I have just been made aware of an interesting study showing the issues of tiredness and fatigue within the Police has recently been published. The study, printed in the Journal of the American Medical Association, involved nearly 5,000 officers in theUS and Canada and highlighted some serious issues.
- 40% of police officers screened positive for at least one sleep disorders that may pose a risk to their health, safety and work performance
- The most common sleep disorder was obstructive sleep apnoea (1,666 participants), followed by insomnia (281 participants)

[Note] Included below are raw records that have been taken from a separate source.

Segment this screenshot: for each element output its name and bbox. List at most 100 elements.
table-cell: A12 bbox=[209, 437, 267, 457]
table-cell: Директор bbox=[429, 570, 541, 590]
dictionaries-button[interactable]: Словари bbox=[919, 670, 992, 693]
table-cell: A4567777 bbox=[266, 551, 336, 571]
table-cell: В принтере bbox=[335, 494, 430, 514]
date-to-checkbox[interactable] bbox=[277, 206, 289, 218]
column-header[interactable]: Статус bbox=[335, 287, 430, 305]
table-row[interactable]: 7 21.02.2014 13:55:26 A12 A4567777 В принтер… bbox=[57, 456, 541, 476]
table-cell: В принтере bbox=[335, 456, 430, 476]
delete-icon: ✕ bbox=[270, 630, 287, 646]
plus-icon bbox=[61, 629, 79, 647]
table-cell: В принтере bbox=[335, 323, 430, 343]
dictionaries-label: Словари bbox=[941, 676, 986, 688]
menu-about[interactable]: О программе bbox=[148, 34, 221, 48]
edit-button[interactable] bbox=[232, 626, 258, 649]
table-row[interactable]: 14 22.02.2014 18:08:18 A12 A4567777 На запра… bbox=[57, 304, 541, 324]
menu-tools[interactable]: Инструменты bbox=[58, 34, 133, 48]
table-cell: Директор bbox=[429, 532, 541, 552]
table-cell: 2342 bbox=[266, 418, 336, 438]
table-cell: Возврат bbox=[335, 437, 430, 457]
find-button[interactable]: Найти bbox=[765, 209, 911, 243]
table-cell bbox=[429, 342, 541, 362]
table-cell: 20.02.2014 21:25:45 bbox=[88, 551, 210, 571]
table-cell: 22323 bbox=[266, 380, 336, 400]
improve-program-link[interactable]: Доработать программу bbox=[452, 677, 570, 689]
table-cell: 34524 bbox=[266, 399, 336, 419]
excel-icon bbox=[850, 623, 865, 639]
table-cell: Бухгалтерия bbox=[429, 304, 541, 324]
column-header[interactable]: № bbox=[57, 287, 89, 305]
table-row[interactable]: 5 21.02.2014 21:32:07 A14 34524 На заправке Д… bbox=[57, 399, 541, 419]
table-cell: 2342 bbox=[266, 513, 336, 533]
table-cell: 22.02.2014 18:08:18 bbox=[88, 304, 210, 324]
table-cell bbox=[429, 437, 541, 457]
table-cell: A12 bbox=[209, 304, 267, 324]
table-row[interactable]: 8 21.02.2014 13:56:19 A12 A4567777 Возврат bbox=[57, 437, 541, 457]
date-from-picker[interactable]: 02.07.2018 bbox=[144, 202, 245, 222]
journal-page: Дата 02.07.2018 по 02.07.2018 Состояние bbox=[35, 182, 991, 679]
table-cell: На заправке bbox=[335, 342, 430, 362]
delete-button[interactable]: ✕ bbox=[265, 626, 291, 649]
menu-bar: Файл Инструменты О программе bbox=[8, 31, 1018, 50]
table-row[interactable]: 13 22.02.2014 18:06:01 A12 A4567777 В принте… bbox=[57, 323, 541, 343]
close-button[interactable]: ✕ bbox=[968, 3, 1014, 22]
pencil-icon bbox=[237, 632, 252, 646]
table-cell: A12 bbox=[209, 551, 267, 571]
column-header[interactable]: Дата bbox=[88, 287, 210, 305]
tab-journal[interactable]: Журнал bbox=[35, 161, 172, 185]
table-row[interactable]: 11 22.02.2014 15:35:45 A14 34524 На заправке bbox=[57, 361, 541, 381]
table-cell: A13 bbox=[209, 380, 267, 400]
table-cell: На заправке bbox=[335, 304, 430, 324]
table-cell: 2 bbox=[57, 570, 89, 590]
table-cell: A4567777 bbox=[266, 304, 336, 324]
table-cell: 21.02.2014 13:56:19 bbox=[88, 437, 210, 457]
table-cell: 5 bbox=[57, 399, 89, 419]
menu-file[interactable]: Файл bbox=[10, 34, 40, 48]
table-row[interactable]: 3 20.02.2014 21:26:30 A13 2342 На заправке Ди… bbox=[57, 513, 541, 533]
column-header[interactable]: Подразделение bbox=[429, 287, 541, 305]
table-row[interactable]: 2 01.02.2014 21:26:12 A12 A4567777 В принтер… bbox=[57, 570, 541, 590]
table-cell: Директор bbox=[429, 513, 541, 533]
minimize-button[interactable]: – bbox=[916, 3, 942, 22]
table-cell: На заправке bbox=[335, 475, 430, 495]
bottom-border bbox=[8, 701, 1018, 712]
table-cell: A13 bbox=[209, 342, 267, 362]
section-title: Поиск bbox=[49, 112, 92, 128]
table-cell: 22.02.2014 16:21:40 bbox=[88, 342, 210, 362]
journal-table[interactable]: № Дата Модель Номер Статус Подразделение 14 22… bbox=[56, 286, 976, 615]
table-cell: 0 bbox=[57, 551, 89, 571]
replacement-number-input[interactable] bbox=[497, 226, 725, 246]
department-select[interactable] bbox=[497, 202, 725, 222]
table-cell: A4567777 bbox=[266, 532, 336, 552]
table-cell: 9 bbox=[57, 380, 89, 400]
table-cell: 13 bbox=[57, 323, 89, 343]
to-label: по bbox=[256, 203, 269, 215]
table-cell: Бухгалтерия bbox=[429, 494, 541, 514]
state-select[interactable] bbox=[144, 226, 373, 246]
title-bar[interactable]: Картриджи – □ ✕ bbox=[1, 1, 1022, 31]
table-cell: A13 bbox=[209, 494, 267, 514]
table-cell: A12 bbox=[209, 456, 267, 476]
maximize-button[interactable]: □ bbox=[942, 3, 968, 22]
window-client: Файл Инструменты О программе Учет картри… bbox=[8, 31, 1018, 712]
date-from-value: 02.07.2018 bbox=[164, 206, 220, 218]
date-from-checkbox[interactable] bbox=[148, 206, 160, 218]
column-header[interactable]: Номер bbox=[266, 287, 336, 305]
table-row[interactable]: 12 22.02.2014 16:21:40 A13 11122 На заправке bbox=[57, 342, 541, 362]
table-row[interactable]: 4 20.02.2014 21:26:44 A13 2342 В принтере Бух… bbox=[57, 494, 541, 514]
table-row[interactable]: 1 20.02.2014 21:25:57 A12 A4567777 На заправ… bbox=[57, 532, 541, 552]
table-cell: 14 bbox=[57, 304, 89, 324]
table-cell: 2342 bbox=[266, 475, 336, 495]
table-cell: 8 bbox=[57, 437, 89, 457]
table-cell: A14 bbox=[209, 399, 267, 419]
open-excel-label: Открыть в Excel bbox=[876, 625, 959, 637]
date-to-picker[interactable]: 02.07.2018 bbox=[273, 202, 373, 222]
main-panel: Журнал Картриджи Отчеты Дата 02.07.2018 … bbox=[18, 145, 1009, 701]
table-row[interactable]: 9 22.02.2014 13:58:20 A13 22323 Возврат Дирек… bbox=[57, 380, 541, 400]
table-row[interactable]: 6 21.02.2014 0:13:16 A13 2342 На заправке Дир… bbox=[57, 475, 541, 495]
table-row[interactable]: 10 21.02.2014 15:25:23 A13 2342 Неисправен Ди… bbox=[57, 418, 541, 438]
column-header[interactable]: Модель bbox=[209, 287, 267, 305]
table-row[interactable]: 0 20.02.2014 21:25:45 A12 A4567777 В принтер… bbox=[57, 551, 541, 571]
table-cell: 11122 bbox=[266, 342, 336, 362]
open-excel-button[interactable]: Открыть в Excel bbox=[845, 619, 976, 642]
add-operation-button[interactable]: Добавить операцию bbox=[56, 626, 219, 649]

- Of those with a sleep disorder 10.7% reported having depression versus 4.4% without a sleep disorder
- 20% of those with a sleep disorder reported falling asleep while driving versus 7.9% without
- Of those who reported nodding off while driving 13.5% had fallen asleep while driving at least 1 to 2 times per week with 57% at least 1 to 2 times a month.
The study also revealed that those screening positive for a sleep disorder were more likely to report making administrative errors, having uncontrolled anger towards citizens, incurring citizen complaints or falling asleep during meetings.
We are all very well aware that the police are operating against challenging budgets but there are very significant costs associated with tiredness and fatigue. Short and long term absence increases, stress increases, staff engagement falls and there are more accidents resulting in insurance and equipment costs.
These are just some of the issues and costs involved.